Abrí mi computadora, tecleé un buen rato, mandé a imprimir el documento, fui por él a la impresora. Algunas personas no habían participado en el shock colectivo que se improvisó en el cruce de pasillos; sonreían y cuchicheaban. La vida sigue, me dije. Qué bien. Una de esas personas me preguntó cómo estaba. Le conté que estaba preocupada por mi junta de ese día, más tarde. La persona se puso de pie y me quiso abrazar. «Lo siento mucho por ti y por tu gente. Mucha suerte siendo mexicana en Estados Unidos». Asentí al descubrir por qué sonreía esa persona, era republicana en 9 de noviembre de 2016. Volví a mi cubículo. Perdí la calma.

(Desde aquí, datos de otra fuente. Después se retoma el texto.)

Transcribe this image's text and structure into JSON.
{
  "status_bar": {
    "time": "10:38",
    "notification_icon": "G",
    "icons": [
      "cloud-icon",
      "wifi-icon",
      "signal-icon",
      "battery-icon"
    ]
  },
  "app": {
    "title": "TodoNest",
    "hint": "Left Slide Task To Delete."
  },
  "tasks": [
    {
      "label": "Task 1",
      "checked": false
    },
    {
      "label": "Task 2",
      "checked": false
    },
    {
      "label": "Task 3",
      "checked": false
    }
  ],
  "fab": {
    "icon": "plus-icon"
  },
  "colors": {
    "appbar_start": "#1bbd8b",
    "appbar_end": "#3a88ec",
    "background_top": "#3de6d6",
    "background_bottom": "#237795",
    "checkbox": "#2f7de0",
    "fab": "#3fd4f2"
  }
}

Ninguna experiencia previa, de noche o de día, pudieron hacerme immune al miedo que sentí al recibir aquel abrazo de alguien que celebraba el triunfo de Trump. Yo quería salir corriendo. Qué jactancia, la mía:  creer que sé algo acerca de cómo funciona la vida. Sí, continúa. Hay rumbos espantosos.

Para la bitácora: pasado el shock, en la tarde del día siguiente de las elecciones presidenciales, miles de ciudadanos norteamericanos salieron a protestar en las calles de algunas ciudades; San Francisco, entre ellas. Los padres migrantes no se presentaron a la junta.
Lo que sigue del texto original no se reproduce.